On the political front – well, the government have published their education Bill, on the back of this week’s Queen’s Speech, and it represents an unmitigated catastrophe for home education. To summarize:-

  • It demands that local authorities maintain a register of home educated children, then lists a comprehensive selection of ways to refuse to put people’s names on it. The Bill lays no duty on the parents to notify the authority that they are home educating (if, for example, their children have never been to school and they are therefore unknown to them), but if they discover you, they can hold it against you (that bit is here). It specifically says that whether or not the education being provided is suitable, should not be considered. The important thing is that you didn’t tell us.
  • Similarly, it demands a detailed twelve month plan of how you plan to educate your child at home, to be submitted to the authority and accepted by them. If you deviate from the plan, then you will be judged, not on what you actually taught the child, but on the fact it was different to what you were permitted to teach them. Never mind if you quickly realised that your particular child needed something different – you will be punished for claiming the slightest degree of autonomy, for not taking your rightful place beneath our boots.
  • If you have already been refused a place on the register, or had your registration revoked, then that in itself can be used as a reason to deny a reapplication. Once you’re off, you’re off for good.
  • One of the reasons allowed for, for denying a child a place on the home education register, is “if the authority consider that it would be harmful to the child’s welfare for the child to become a home-educated child, or[...] to continue to be a home-educated child”. The subjectivity of this question is vast. Since there are local authority officials who believe that all home education is bad, and all children should be in school, then they could make this declaration about anyone. That single clause, there, has the potential to entirely outlaw all home education in England, irrespective of how good it might be. It’s almost enough to make you throw in the towel, isn’t it? For good measure, there are also officials who will see welfare issues for home educating disabled parents, unemployed parents, parents educated to a lower level than they would like, black parents, asian parents, gay parents, religious parents, etc, etc, etc…
  • Ed Balls has stated in the House, this week, that there is no compulsory interview alone with the child, but he neglects to mention that the Bill specifically allows for authorities to deny registration if you object. So, I guess he means there’s no criminal come-back, but you don’t get to home educate.
  • They have included the line about the child’s “wishes and feelings” about being home educated, both as an excuse to get them alone and ask, and as a BLATANT removal from parents the right to make unpopular decisions on their children’s behalf. How many children would rather not have to go to school every day?! I don’t see the DCSF enshrining THEIR right to over-ride their parents decision in law, do you?

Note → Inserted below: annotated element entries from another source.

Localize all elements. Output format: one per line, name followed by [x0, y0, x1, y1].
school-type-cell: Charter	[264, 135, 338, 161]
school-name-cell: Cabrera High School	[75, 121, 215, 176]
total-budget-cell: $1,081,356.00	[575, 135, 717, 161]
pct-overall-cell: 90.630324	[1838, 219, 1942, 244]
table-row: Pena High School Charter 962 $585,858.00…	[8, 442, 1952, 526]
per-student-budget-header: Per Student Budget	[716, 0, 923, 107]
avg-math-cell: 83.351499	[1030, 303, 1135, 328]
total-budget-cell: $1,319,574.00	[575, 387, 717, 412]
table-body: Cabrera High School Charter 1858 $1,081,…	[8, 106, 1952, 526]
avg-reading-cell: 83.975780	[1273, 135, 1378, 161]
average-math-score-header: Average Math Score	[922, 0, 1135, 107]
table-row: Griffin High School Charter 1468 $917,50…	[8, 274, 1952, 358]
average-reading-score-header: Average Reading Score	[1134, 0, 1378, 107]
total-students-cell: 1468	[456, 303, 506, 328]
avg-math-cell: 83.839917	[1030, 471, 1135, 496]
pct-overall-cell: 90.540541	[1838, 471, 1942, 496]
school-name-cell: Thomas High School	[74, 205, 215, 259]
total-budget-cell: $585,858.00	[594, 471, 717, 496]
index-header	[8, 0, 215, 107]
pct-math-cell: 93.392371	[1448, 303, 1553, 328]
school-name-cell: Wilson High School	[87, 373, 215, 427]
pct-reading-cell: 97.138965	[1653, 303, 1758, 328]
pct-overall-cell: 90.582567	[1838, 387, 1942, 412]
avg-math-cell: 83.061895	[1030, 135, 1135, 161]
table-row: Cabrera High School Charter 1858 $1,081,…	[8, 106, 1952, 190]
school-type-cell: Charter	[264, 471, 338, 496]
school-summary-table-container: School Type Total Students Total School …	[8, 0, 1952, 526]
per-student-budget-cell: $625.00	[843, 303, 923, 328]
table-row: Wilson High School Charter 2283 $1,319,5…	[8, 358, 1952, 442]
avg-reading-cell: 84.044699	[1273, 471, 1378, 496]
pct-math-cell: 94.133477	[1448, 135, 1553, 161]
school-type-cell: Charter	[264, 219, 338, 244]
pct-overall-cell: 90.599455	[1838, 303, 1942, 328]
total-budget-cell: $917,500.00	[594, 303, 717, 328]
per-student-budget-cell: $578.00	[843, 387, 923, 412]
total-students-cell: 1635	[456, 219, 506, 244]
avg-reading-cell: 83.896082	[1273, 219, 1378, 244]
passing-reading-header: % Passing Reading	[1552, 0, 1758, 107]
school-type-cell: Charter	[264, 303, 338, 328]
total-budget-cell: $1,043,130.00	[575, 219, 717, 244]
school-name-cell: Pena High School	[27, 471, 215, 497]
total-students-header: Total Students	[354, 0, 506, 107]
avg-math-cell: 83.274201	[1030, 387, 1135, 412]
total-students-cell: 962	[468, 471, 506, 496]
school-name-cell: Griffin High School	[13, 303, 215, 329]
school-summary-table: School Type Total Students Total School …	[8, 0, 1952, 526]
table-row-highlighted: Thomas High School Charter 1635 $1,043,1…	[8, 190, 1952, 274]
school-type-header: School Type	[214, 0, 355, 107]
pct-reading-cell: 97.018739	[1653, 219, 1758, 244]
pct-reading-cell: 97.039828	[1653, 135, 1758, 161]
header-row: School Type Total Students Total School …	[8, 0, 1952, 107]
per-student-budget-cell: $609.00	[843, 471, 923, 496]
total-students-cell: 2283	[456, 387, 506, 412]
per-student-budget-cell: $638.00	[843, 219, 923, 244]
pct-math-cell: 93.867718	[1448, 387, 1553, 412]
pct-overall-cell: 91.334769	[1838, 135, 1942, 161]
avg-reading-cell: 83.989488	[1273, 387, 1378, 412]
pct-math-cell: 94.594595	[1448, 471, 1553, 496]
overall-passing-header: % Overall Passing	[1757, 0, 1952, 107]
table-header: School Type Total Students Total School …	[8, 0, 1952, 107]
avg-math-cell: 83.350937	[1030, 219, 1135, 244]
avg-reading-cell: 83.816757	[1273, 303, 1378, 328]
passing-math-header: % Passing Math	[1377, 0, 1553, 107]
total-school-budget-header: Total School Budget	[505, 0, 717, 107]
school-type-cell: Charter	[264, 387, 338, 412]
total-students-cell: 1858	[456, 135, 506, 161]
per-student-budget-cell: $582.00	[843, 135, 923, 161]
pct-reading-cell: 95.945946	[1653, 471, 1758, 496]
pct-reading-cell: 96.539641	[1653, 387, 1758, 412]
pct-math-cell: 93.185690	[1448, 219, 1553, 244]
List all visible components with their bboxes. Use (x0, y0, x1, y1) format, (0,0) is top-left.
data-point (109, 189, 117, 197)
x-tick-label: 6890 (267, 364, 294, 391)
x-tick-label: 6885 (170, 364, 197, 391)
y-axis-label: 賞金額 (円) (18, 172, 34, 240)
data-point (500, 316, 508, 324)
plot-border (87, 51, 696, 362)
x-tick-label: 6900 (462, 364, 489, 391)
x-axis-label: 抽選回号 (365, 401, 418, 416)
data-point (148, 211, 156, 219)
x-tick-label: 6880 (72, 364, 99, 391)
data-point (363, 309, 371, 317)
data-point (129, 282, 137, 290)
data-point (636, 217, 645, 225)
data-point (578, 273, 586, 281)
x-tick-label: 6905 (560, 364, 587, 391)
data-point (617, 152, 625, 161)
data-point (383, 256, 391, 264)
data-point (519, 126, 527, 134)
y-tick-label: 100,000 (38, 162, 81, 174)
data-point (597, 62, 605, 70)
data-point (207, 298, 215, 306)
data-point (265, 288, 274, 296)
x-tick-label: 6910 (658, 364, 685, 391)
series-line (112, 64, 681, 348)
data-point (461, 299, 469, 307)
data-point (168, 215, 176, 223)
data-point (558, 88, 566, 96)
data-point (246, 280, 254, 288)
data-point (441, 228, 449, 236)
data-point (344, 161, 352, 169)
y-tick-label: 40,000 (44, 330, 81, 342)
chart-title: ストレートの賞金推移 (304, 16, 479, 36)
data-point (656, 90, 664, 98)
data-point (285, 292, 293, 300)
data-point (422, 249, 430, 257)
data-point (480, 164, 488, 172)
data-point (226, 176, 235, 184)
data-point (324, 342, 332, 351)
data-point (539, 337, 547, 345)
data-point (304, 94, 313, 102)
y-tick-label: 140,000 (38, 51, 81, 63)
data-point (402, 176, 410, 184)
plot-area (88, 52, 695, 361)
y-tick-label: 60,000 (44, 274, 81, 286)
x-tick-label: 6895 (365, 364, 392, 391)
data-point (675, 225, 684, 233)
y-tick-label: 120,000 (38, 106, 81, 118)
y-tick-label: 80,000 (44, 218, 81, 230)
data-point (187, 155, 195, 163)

All in all, it’s a very nasty piece of work. The thing I object to most, is the vindictiveness. It’s the idea that the education the child receives is of no importance, because we will use that child to punish you for not conforming to our absurdly convoluted and pointless bureaucracy. Home educators kicked up a fuss, and the Secretary of State appears to have responded by saying “I’ll teach you to argue with me”. Who was it who called him a bully? That’s exactly what violent partners do. They hit you round the head until you’ll agree with anything to make them stop.

Democracy is collapsing around our ears, people. I’m begging you – get up and do something to stop it.